Katinka Hosszu (foto: reprodução)

Katinka Hosszu (foto: reprodução)

– Uma disputa espetacular nos 1500m livre, com o italiano Gregorio Paltrinieri conquistando o bicampeonato com 14min35s85. Por boa parte da prova esteve na parcial do recorde mundial de Sun Yang, mas é difícil igualar o final de prova do chinês. Aliás nem é a melhor marca de Paltrinieri, que tem 14min34s04. Por falar em Sun Yang, o ucraniano Mikhailo Romanchuk tem um estilo muito parecido com o do chinês, ausente da prova. Uma melhora absurda do nadador, que tinha 14min50s33 e terminou com 14min37s14, nadando lado a lado com o italiano por quase todo o percurso. Não é a melhor marca de Mack Horton, mas com 14min47s70 o australiano ao menos sobe ao pódio pela primeira vez na prova em uma competição de nível mundial.

– Nada mais justo que um recorde mundial para coroar a grande campanha feminina americana no 4x100m medley. Poderia ter sido um pouco melhor, já que Lilly King piorou três décimos de sua parcial do revezamento 4x100m medley misto e Simone Manuel fez tempo semelhante ao dos 100m livre sem melhorar com a saída lançada. Mas é ser muito exigente com uma equipe que terminou em 3min31s55 e melhorou em meio segundo a marca mundial da equipe americana da Olimpíada de Londres, em 2012. Grande marca também para a equipe russa, que supera o recorde europeu com 3min53s38, com destaque para a parcial de 1min04s03 de Yulia Efimova, o mais rápido no peito de todos os tempos. Na briga pelo bronze deu Austrália contra Canadá. Parcial incrível de 55s03 no borboleta de Sarah Sjostrom, também o mais rápido da história.

Marcelo Chierighini, João Gomes Júnior, Guilherme Guido e Henrique Martins (foto: Satiro Sodré/SSPress)

Marcelo Chierighini, João Gomes Júnior, Guilherme Guido e Henrique Martins (foto: Satiro Sodré/SSPress)

– No revezamento masculino, era difícil ameaçar americanos e britânicos pelo ouro e pela prata, e foi o que realmente aconteceu.
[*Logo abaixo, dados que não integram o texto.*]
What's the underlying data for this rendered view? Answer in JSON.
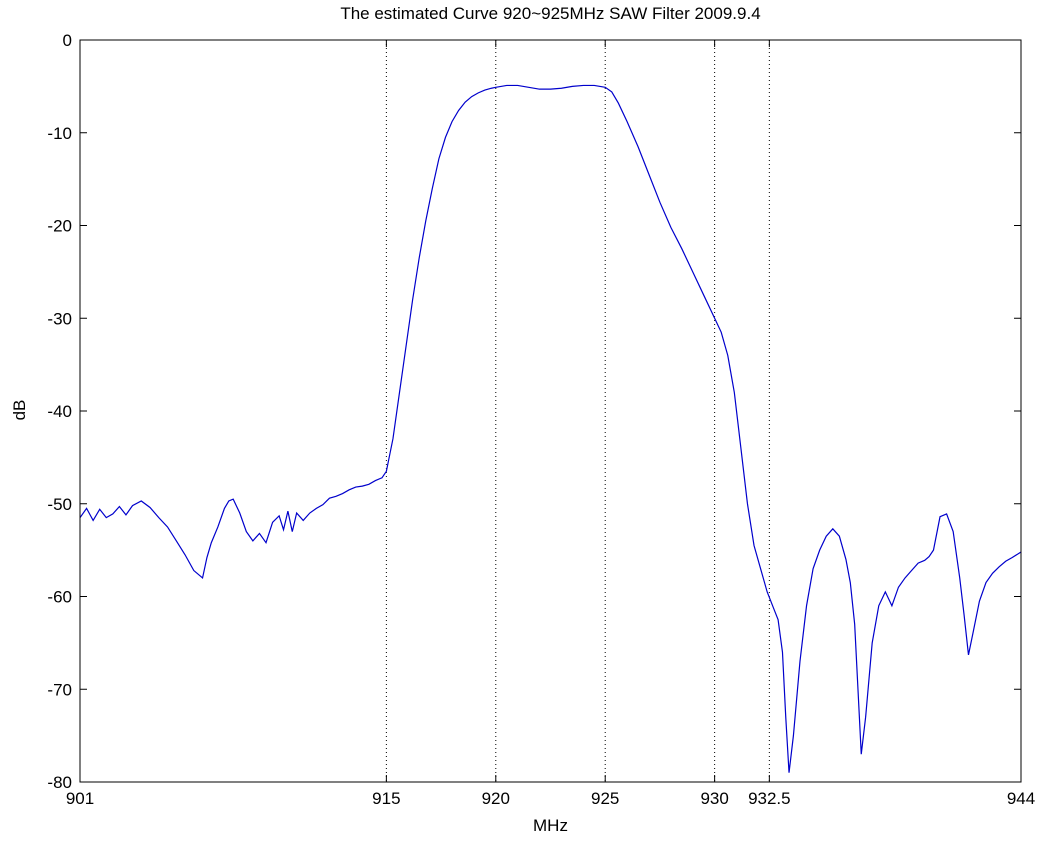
{
  "chart_data": {
    "type": "line",
    "title": "The estimated Curve 920~925MHz SAW Filter 2009.9.4",
    "xlabel": "MHz",
    "ylabel": "dB",
    "xlim": [
      901,
      944
    ],
    "ylim": [
      -80,
      0
    ],
    "xticks": [
      901,
      915,
      920,
      925,
      930,
      932.5,
      944
    ],
    "xtick_labels": [
      "901",
      "915",
      "920",
      "925",
      "930",
      "932.5",
      "944"
    ],
    "yticks": [
      0,
      -10,
      -20,
      -30,
      -40,
      -50,
      -60,
      -70,
      -80
    ],
    "ytick_labels": [
      "0",
      "-10",
      "-20",
      "-30",
      "-40",
      "-50",
      "-60",
      "-70",
      "-80"
    ],
    "vertical_dotted_lines": [
      915,
      920,
      925,
      930,
      932.5
    ],
    "grid": false,
    "line_color": "#0000cc",
    "series": [
      {
        "x": [
          901,
          901.3,
          901.6,
          901.9,
          902.2,
          902.5,
          902.8,
          903.1,
          903.4,
          903.8,
          904.2,
          904.6,
          905,
          905.4,
          905.8,
          906.2,
          906.6,
          906.8,
          907,
          907.3,
          907.6,
          907.8,
          908,
          908.3,
          908.6,
          908.9,
          909.2,
          909.5,
          909.8,
          910.1,
          910.3,
          910.5,
          910.7,
          910.9,
          911.2,
          911.5,
          911.8,
          912.1,
          912.4,
          912.7,
          913,
          913.3,
          913.6,
          913.9,
          914.2,
          914.5,
          914.8,
          915,
          915.3,
          915.6,
          915.9,
          916.2,
          916.5,
          916.8,
          917.1,
          917.4,
          917.7,
          918,
          918.3,
          918.6,
          918.9,
          919.2,
          919.5,
          919.8,
          920,
          920.5,
          921,
          921.5,
          922,
          922.5,
          923,
          923.5,
          924,
          924.5,
          925,
          925.3,
          925.6,
          926,
          926.5,
          927,
          927.5,
          928,
          928.5,
          929,
          929.5,
          930,
          930.3,
          930.6,
          930.9,
          931.2,
          931.5,
          931.8,
          932.1,
          932.4,
          932.7,
          932.9,
          933.1,
          933.25,
          933.4,
          933.6,
          933.9,
          934.2,
          934.5,
          934.8,
          935.1,
          935.4,
          935.7,
          936,
          936.2,
          936.4,
          936.55,
          936.7,
          936.9,
          937.2,
          937.5,
          937.8,
          938.1,
          938.4,
          938.7,
          939,
          939.3,
          939.6,
          939.8,
          940,
          940.3,
          940.6,
          940.9,
          941.2,
          941.4,
          941.6,
          941.8,
          942.1,
          942.4,
          942.7,
          943,
          943.3,
          943.6,
          944
        ],
        "y": [
          -51.5,
          -50.5,
          -51.8,
          -50.6,
          -51.5,
          -51.1,
          -50.3,
          -51.2,
          -50.2,
          -49.7,
          -50.4,
          -51.5,
          -52.5,
          -54,
          -55.5,
          -57.2,
          -58,
          -55.8,
          -54.2,
          -52.5,
          -50.5,
          -49.7,
          -49.5,
          -51,
          -53,
          -54,
          -53.2,
          -54.2,
          -52,
          -51.3,
          -52.8,
          -50.8,
          -53,
          -51,
          -51.8,
          -51,
          -50.5,
          -50.1,
          -49.4,
          -49.2,
          -48.9,
          -48.5,
          -48.2,
          -48.1,
          -47.9,
          -47.5,
          -47.2,
          -46.5,
          -43,
          -38,
          -33,
          -28,
          -23.5,
          -19.5,
          -16,
          -12.8,
          -10.5,
          -8.8,
          -7.6,
          -6.7,
          -6.1,
          -5.7,
          -5.4,
          -5.2,
          -5.1,
          -4.9,
          -4.9,
          -5.1,
          -5.3,
          -5.3,
          -5.2,
          -5,
          -4.9,
          -4.9,
          -5.1,
          -5.6,
          -6.8,
          -8.8,
          -11.5,
          -14.5,
          -17.5,
          -20.2,
          -22.5,
          -25,
          -27.5,
          -30,
          -31.5,
          -34,
          -38,
          -44,
          -50,
          -54.5,
          -57,
          -59.5,
          -61.3,
          -62.5,
          -66,
          -73,
          -79,
          -75,
          -67,
          -61,
          -57,
          -55,
          -53.5,
          -52.7,
          -53.5,
          -56,
          -58.5,
          -63,
          -70,
          -77,
          -73,
          -65,
          -61,
          -59.5,
          -61,
          -59,
          -58,
          -57.2,
          -56.4,
          -56.1,
          -55.7,
          -55,
          -51.4,
          -51.1,
          -53,
          -58,
          -62,
          -66.3,
          -64,
          -60.5,
          -58.5,
          -57.5,
          -56.8,
          -56.2,
          -55.8,
          -55.2
        ]
      }
    ]
  }
}
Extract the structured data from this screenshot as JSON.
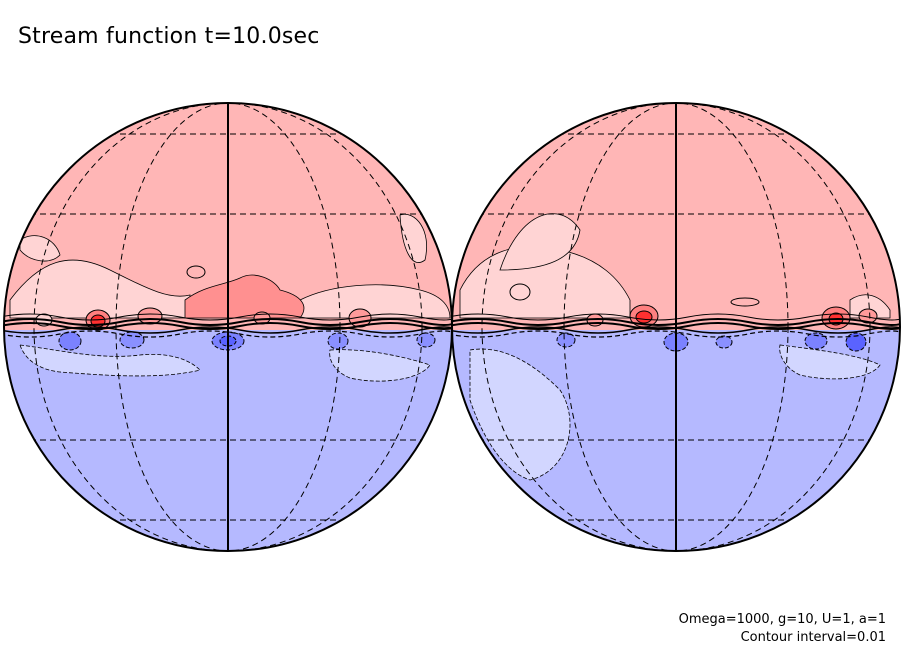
{
  "title": "Stream function t=10.0sec",
  "footer": {
    "params": "Omega=1000, g=10, U=1, a=1",
    "contour": "Contour interval=0.01"
  },
  "colors": {
    "positive": "#ffb6b6",
    "positive_light": "#ffd4d4",
    "positive_strong": "#ff5050",
    "negative": "#b5b9ff",
    "negative_light": "#d2d6ff",
    "negative_strong": "#5a63ff"
  },
  "globes": [
    {
      "name": "left"
    },
    {
      "name": "right"
    }
  ]
}
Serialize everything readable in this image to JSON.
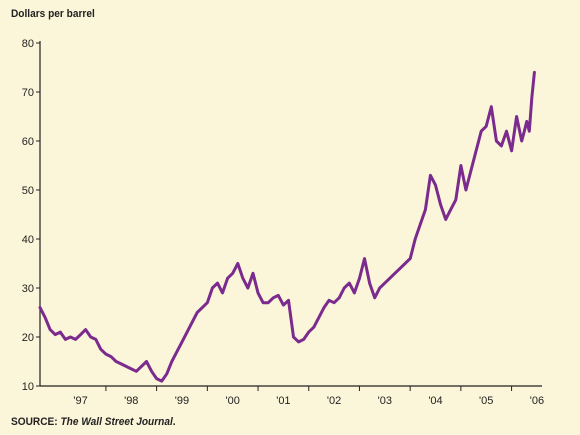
{
  "chart_data": {
    "type": "line",
    "ylabel": "Dollars per barrel",
    "ylim": [
      10,
      80
    ],
    "yticks": [
      "10",
      "20",
      "30",
      "40",
      "50",
      "60",
      "70",
      "80"
    ],
    "xlim": [
      1996.7,
      2006.6
    ],
    "xticks": [
      {
        "label": "'97",
        "x": 1997.5
      },
      {
        "label": "'98",
        "x": 1998.5
      },
      {
        "label": "'99",
        "x": 1999.5
      },
      {
        "label": "'00",
        "x": 2000.5
      },
      {
        "label": "'01",
        "x": 2001.5
      },
      {
        "label": "'02",
        "x": 2002.5
      },
      {
        "label": "'03",
        "x": 2003.5
      },
      {
        "label": "'04",
        "x": 2004.5
      },
      {
        "label": "'05",
        "x": 2005.5
      },
      {
        "label": "'06",
        "x": 2006.5
      }
    ],
    "grid": false,
    "series": [
      {
        "color": "#7b2a8e",
        "x": [
          1996.7,
          1996.8,
          1996.9,
          1997.0,
          1997.1,
          1997.2,
          1997.3,
          1997.4,
          1997.5,
          1997.6,
          1997.7,
          1997.8,
          1997.9,
          1998.0,
          1998.1,
          1998.2,
          1998.3,
          1998.4,
          1998.5,
          1998.6,
          1998.7,
          1998.8,
          1998.9,
          1999.0,
          1999.1,
          1999.2,
          1999.3,
          1999.4,
          1999.5,
          1999.6,
          1999.7,
          1999.8,
          1999.9,
          2000.0,
          2000.1,
          2000.2,
          2000.3,
          2000.4,
          2000.5,
          2000.6,
          2000.7,
          2000.8,
          2000.9,
          2001.0,
          2001.1,
          2001.2,
          2001.3,
          2001.4,
          2001.5,
          2001.6,
          2001.7,
          2001.8,
          2001.9,
          2002.0,
          2002.1,
          2002.2,
          2002.3,
          2002.4,
          2002.5,
          2002.6,
          2002.7,
          2002.8,
          2002.9,
          2003.0,
          2003.1,
          2003.2,
          2003.3,
          2003.4,
          2003.5,
          2003.6,
          2003.7,
          2003.8,
          2003.9,
          2004.0,
          2004.1,
          2004.2,
          2004.3,
          2004.4,
          2004.5,
          2004.6,
          2004.7,
          2004.8,
          2004.9,
          2005.0,
          2005.1,
          2005.2,
          2005.3,
          2005.4,
          2005.5,
          2005.6,
          2005.7,
          2005.8,
          2005.9,
          2006.0,
          2006.1,
          2006.2,
          2006.25,
          2006.3,
          2006.35,
          2006.4,
          2006.45
        ],
        "y": [
          26.0,
          24.0,
          21.5,
          20.5,
          21.0,
          19.5,
          20.0,
          19.5,
          20.5,
          21.5,
          20.0,
          19.5,
          17.5,
          16.5,
          16.0,
          15.0,
          14.5,
          14.0,
          13.5,
          13.0,
          14.0,
          15.0,
          13.0,
          11.5,
          11.0,
          12.5,
          15.0,
          17.0,
          19.0,
          21.0,
          23.0,
          25.0,
          26.0,
          27.0,
          30.0,
          31.0,
          29.0,
          32.0,
          33.0,
          35.0,
          32.0,
          30.0,
          33.0,
          29.0,
          27.0,
          27.0,
          28.0,
          28.5,
          26.5,
          27.5,
          20.0,
          19.0,
          19.5,
          21.0,
          22.0,
          24.0,
          26.0,
          27.5,
          27.0,
          28.0,
          30.0,
          31.0,
          29.0,
          32.0,
          36.0,
          31.0,
          28.0,
          30.0,
          31.0,
          32.0,
          33.0,
          34.0,
          35.0,
          36.0,
          40.0,
          43.0,
          46.0,
          53.0,
          51.0,
          47.0,
          44.0,
          46.0,
          48.0,
          55.0,
          50.0,
          54.0,
          58.0,
          62.0,
          63.0,
          67.0,
          60.0,
          59.0,
          62.0,
          58.0,
          65.0,
          60.0,
          62.0,
          64.0,
          62.0,
          69.0,
          74.0
        ]
      }
    ]
  },
  "labels": {
    "ylabel": "Dollars per barrel",
    "source_prefix": "SOURCE: ",
    "source_italic": "The Wall Street Journal",
    "source_suffix": "."
  }
}
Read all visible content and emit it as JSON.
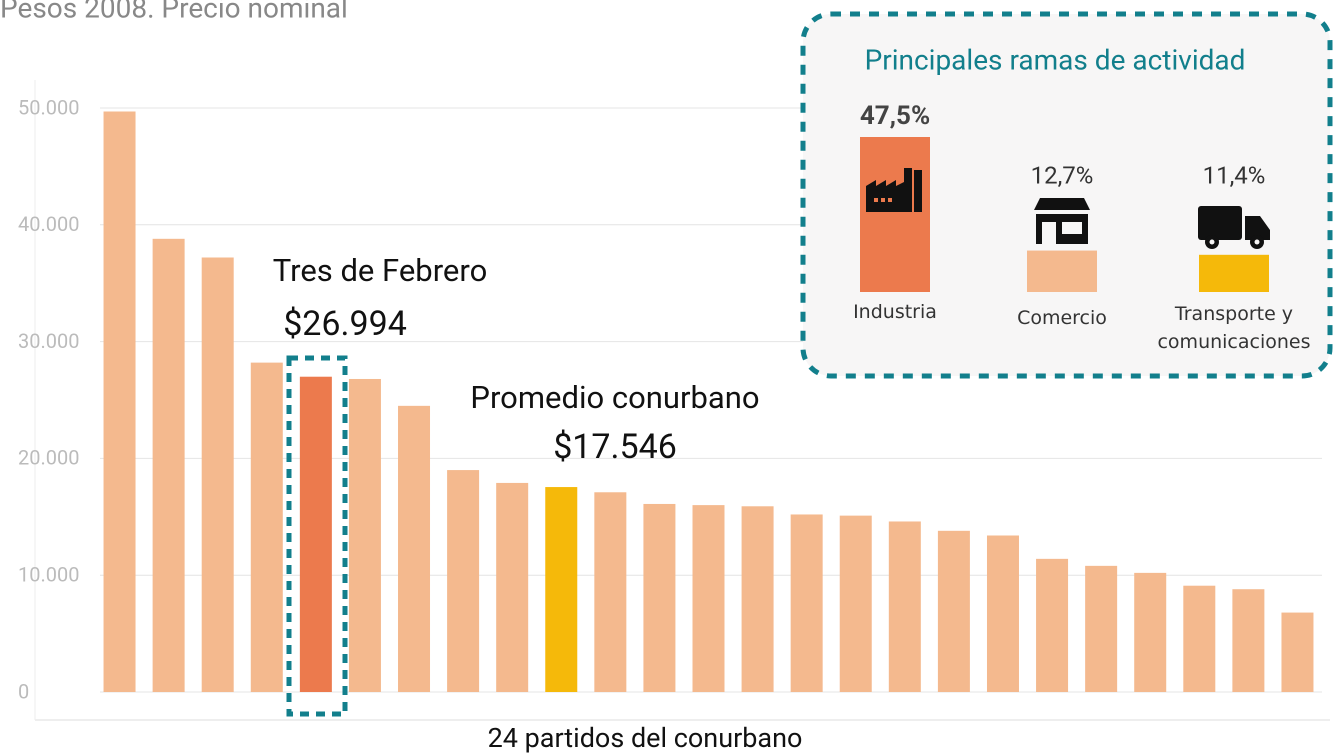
{
  "chart_data": [
    {
      "type": "bar",
      "title": "Pesos 2008. Precio nominal",
      "xlabel": "24 partidos del conurbano",
      "categories": [
        null,
        null,
        null,
        null,
        "Tres de Febrero",
        null,
        null,
        null,
        null,
        "Promedio conurbano",
        null,
        null,
        null,
        null,
        null,
        null,
        null,
        null,
        null,
        null,
        null,
        null,
        null,
        null,
        null
      ],
      "values": [
        49700,
        38800,
        37200,
        28200,
        26994,
        26800,
        24500,
        19000,
        17900,
        17546,
        17100,
        16100,
        16000,
        15900,
        15200,
        15100,
        14600,
        13800,
        13400,
        11400,
        10800,
        10200,
        9100,
        8800,
        6800
      ],
      "value_labels": [
        null,
        null,
        null,
        null,
        "$26.994",
        null,
        null,
        null,
        null,
        "$17.546",
        null,
        null,
        null,
        null,
        null,
        null,
        null,
        null,
        null,
        null,
        null,
        null,
        null,
        null,
        null
      ],
      "colors": [
        "#f4b98e",
        "#f4b98e",
        "#f4b98e",
        "#f4b98e",
        "#ec7a4d",
        "#f4b98e",
        "#f4b98e",
        "#f4b98e",
        "#f4b98e",
        "#f5b90a",
        "#f4b98e",
        "#f4b98e",
        "#f4b98e",
        "#f4b98e",
        "#f4b98e",
        "#f4b98e",
        "#f4b98e",
        "#f4b98e",
        "#f4b98e",
        "#f4b98e",
        "#f4b98e",
        "#f4b98e",
        "#f4b98e",
        "#f4b98e",
        "#f4b98e"
      ],
      "ylim": [
        0,
        50000
      ],
      "yticks": [
        0,
        {
          "value": 10000,
          "label": "10.000"
        },
        {
          "value": 20000,
          "label": "20.000"
        },
        {
          "value": 30000,
          "label": "30.000"
        },
        {
          "value": 40000,
          "label": "40.000"
        },
        {
          "value": 50000,
          "label": "50.000"
        }
      ],
      "grid": true
    },
    {
      "type": "bar",
      "title": "Principales ramas de actividad",
      "categories": [
        "Industria",
        "Comercio",
        "Transporte y comunicaciones"
      ],
      "values": [
        47.5,
        12.7,
        11.4
      ],
      "value_labels": [
        "47,5%",
        "12,7%",
        "11,4%"
      ],
      "colors": [
        "#ec7a4d",
        "#f4b98e",
        "#f5b90a"
      ]
    }
  ]
}
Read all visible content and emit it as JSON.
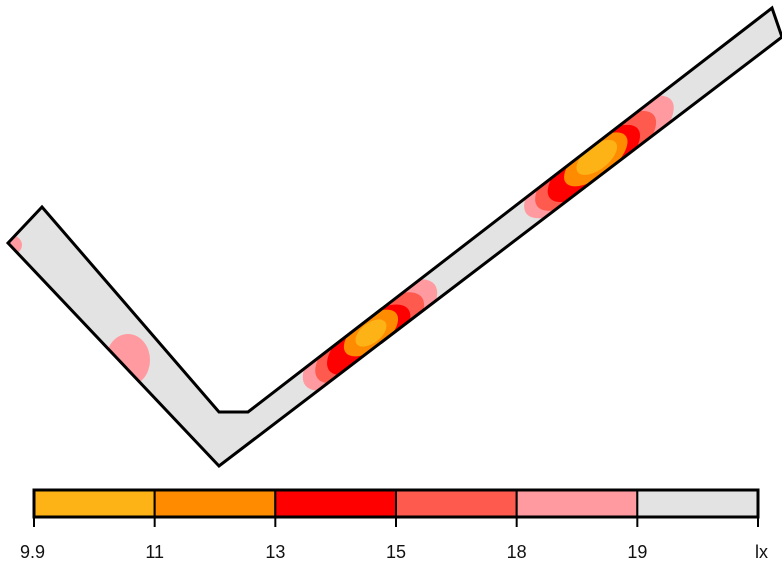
{
  "legend": {
    "ticks": [
      "9.9",
      "11",
      "13",
      "15",
      "18",
      "19",
      "lx"
    ],
    "bins": [
      {
        "color": "#FDB316"
      },
      {
        "color": "#FF8C00"
      },
      {
        "color": "#FF0000"
      },
      {
        "color": "#FF5A4E"
      },
      {
        "color": "#FF9AA0"
      },
      {
        "color": "#E3E3E3"
      }
    ]
  },
  "colors": {
    "corridor_fill": "#E3E3E3",
    "outline": "#000000"
  }
}
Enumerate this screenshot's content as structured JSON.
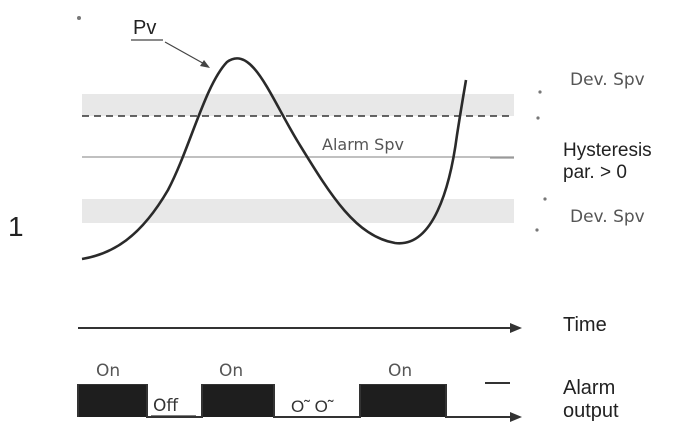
{
  "figure": {
    "number": "1",
    "labels": {
      "pv": "Pv",
      "dev_spv_upper": "Dev. Spv",
      "alarm_spv": "Alarm Spv",
      "hysteresis": [
        "Hysteresis",
        "par. > 0"
      ],
      "dev_spv_lower": "Dev. Spv",
      "time": "Time",
      "alarm_output": [
        "Alarm",
        "output"
      ]
    },
    "output_states": [
      "On",
      "Off",
      "On",
      "O˜ O˜",
      "On"
    ],
    "colors": {
      "band": "#e8e8e8",
      "curve": "#2a2a2a",
      "pulse": "#1e1e1e",
      "text": "#2b2b2b",
      "text_light": "#555555"
    }
  }
}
Segunda melhor marca da história para os Estado Unidos com 3min27s91, melhor que o tempo vencedor olímpico em 2016 e pior apenas que o recorde mundial com trajes tecnológicos de 2009. Destaque para o 52s26 de Matt Grevers no costas, que lhe daria ouro na prova individual, e o 49s76 de Caeleb Dressel no borboleta, segunda melhor da história. O 56s91 de Adam Peaty só perde para seu 56s59 da Olimpíada. O Brasil brigava pelo bronze com Rússia, Japão e China. Mas a parcial de 46s69 fechando de Vladimir Morozov fez a diferença para os russos, e Marcelo Chierighini não conseguiu repetir seu 46s85 do revezamento, fechando para 48s08, fechando em quinto lugar. O Brasil se firma entre os melhores do mundo, após a final olímpica no ano passado, e há uma boa margem para melhora em todos os estilos. Com uma mentalidade e um trabalho semelhante ao feito no 4x100m livre, o pódio pode ser uma realidade em breve.